BAGI PEGIAT dan penikmat teater di tanah air, naskah teater berjudul “Lautan Bernyanyi” karya Putu Wijaya itu sudah tak asing di jagad sastra dan drama pertunjukan. Bahkan bisa dikatakan sudah menjadi salah satu naskah yang menjadi rujukan dalam pementasan berbagai kelompok teater baik di tingkat pelajar, mahasiswa maupun kelompok teater komunitas.

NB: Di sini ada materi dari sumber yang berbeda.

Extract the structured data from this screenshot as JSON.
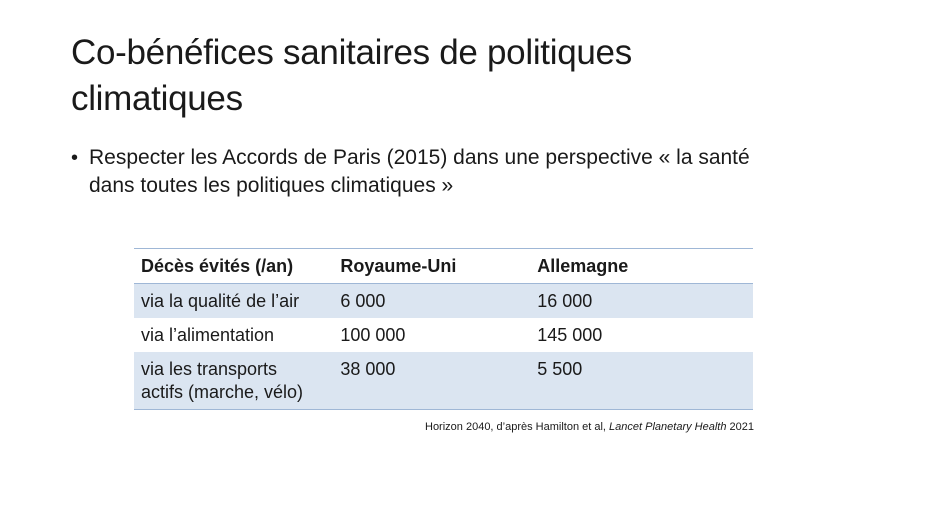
{
  "slide": {
    "title_line1": "Co-bénéfices sanitaires de politiques",
    "title_line2": "climatiques",
    "bullets": [
      {
        "line1": "Respecter les Accords de Paris (2015) dans une perspective « la santé",
        "line2": "dans toutes les politiques climatiques »"
      }
    ],
    "table": {
      "headers": [
        "Décès évités (/an)",
        "Royaume-Uni",
        "Allemagne"
      ],
      "rows": [
        {
          "label": "via la qualité de l’air",
          "uk": "6 000",
          "de": "16 000"
        },
        {
          "label": "via l’alimentation",
          "uk": "100 000",
          "de": "145 000"
        },
        {
          "label_line1": "via les transports",
          "label_line2": "actifs (marche, vélo)",
          "uk": "38 000",
          "de": "5 500"
        }
      ]
    },
    "source": {
      "prefix": "Horizon 2040, d’après Hamilton et al, ",
      "journal": "Lancet Planetary Health",
      "year": " 2021"
    }
  },
  "colors": {
    "band": "#dbe5f1",
    "rule": "#9fb7d6",
    "text": "#1a1a1a"
  }
}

Bagi saya yang awam dengan teater, pengalaman menonton pementasan ini menjadi sangat berkesan. Seperti pada pementasan Lautan Bernyayi oleh kelompok teater Legion 28 asal Tasikmalaya dalam rangkaian Festival Bali Jani ke-5, Minggu (23/7/2023), di Taman Budaya Bali, telah berhasil merebut antusias penonton. Bahkan kelompok teater dari Universitas Siliwangi itu dinobatkan sebagai juara 1 pada Utsawa (parade) teater modern terbaik di Festival Bali Jani 2023 ini.
***
Ketika memasuki ruang pertunjukan gedung Ksirinawa itu, saya ditakjubkan dengan setting panggung berupa kehadiran kapal kayu yang cukup besar. Kapal kayu itu disetting menjorok ke arah penonton, memberi kejutan skala gigantik.
Melalui video mapping, Pesisir Sanur di timur Kota Denpasar yang menjadi latar tempat drama itu seakan dihadirkan di atas panggung secara nyata oleh sutradara, Bode Riswandi.

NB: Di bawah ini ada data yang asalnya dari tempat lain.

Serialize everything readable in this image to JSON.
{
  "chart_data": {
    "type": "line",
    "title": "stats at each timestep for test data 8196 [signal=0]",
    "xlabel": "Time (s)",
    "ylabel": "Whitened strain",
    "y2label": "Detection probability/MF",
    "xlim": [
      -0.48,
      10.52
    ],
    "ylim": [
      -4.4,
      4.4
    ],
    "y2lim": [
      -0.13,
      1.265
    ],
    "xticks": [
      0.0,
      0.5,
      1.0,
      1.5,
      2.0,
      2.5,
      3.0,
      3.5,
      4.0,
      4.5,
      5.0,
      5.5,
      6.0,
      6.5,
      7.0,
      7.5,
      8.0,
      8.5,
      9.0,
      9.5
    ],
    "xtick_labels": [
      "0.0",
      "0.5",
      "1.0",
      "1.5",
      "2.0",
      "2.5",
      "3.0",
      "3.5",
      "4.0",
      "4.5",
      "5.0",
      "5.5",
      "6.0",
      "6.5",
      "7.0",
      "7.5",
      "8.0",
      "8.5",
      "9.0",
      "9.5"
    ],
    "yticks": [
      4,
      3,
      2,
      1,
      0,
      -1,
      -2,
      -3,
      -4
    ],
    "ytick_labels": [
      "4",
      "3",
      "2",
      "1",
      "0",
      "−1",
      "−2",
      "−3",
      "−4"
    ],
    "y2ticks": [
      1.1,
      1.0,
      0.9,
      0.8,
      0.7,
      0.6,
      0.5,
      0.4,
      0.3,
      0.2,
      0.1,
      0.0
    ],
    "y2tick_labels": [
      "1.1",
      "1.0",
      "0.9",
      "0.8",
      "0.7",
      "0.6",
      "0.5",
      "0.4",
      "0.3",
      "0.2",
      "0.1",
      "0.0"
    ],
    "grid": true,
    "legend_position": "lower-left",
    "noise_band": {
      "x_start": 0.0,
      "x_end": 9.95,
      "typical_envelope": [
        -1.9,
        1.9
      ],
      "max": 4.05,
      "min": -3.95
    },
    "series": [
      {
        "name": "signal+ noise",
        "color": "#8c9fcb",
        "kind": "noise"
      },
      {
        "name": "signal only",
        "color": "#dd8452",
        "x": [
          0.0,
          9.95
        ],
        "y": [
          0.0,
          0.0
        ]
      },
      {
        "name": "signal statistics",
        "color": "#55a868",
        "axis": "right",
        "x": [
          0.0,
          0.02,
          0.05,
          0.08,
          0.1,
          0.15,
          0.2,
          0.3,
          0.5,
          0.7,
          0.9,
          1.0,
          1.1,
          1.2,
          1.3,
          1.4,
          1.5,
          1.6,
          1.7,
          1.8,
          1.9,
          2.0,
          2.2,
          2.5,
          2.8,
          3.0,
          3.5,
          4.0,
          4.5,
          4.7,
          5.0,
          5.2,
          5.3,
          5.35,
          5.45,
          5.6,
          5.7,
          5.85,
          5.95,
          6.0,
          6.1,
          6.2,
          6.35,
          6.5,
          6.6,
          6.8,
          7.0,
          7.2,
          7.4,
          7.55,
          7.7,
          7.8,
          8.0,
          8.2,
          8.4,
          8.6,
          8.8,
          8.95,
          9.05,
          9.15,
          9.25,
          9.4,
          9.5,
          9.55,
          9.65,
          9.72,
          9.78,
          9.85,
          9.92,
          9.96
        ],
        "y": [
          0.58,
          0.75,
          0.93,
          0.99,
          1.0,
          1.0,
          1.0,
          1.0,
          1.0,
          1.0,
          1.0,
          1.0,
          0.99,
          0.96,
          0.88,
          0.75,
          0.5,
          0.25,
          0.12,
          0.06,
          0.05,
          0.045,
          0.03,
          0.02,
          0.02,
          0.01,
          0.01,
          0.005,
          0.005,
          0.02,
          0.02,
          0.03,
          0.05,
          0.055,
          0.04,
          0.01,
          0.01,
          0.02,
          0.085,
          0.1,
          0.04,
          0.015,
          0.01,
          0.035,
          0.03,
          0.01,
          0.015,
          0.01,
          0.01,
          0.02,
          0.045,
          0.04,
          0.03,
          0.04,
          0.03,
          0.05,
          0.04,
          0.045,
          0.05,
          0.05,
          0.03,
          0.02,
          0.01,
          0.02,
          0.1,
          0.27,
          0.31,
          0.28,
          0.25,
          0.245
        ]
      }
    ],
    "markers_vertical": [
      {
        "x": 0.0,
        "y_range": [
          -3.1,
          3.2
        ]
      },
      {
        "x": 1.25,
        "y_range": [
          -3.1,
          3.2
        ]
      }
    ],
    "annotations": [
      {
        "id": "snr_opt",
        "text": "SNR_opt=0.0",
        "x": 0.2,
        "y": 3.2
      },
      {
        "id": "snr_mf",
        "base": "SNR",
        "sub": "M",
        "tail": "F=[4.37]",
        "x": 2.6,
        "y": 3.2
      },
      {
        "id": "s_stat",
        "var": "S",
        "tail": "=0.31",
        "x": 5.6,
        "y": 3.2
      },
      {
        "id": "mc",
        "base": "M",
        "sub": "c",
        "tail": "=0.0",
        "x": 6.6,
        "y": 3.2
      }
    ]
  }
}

Suara debur ombak, desir angin yang kencang pun memecah kesunyian pesisir Sanur yang terkenal wingit melalui okestrasi audio-visual dan tata cahaya yang dirancang dengan matang.

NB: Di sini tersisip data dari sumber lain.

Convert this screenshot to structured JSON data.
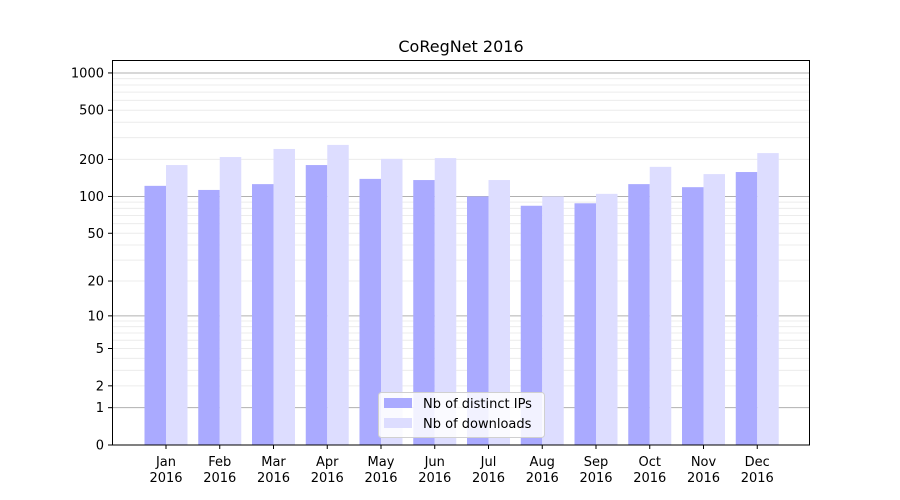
{
  "chart_data": {
    "type": "bar",
    "title": "CoRegNet 2016",
    "xlabel": "",
    "ylabel": "",
    "yscale": "symlog (log of 1+value)",
    "ylim": [
      0,
      1200
    ],
    "yticks": [
      0,
      1,
      2,
      5,
      10,
      20,
      50,
      100,
      200,
      500,
      1000
    ],
    "grid": true,
    "legend_position": "bottom-center",
    "categories": [
      "Jan\n2016",
      "Feb\n2016",
      "Mar\n2016",
      "Apr\n2016",
      "May\n2016",
      "Jun\n2016",
      "Jul\n2016",
      "Aug\n2016",
      "Sep\n2016",
      "Oct\n2016",
      "Nov\n2016",
      "Dec\n2016"
    ],
    "series": [
      {
        "name": "Nb of distinct IPs",
        "color": "#aaaaff",
        "values": [
          122,
          113,
          126,
          180,
          139,
          136,
          100,
          84,
          88,
          126,
          119,
          158
        ]
      },
      {
        "name": "Nb of downloads",
        "color": "#ddddff",
        "values": [
          180,
          209,
          243,
          262,
          202,
          205,
          136,
          100,
          105,
          174,
          152,
          225
        ]
      }
    ]
  }
}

Kapal kayu di atas panggung pementasan teater “Lautan Bernyanyi” / Foto: Dok. Tim Kreatif FSBJ 2023
Sebagai naskah teater yang cukup legendaris—karena ditulis pada tahun 1969, ketika Putu Wijaya berusia 23 tahun—maka kebaruan pementasan teater Lautan Bernyanyi ini perlu dihadirkan untuk menarik minat penoton lintas generasi terutama anak muda.
Naskah drama ini memang memantik peluang menghadirkan artistik panggung dengan berbagai kemungkinan inovasinya. Dengan latar cerita di lautan dan seluruh adegan di atas kapal pinisi, jika diterjemahkan ke panggung dalam bentuk setting artistik, tentu akan menciptakan visual dan scenary panggung yang sangat apik. Inilah poin keberhasilan Legion 28 dalam pementasan sore itu.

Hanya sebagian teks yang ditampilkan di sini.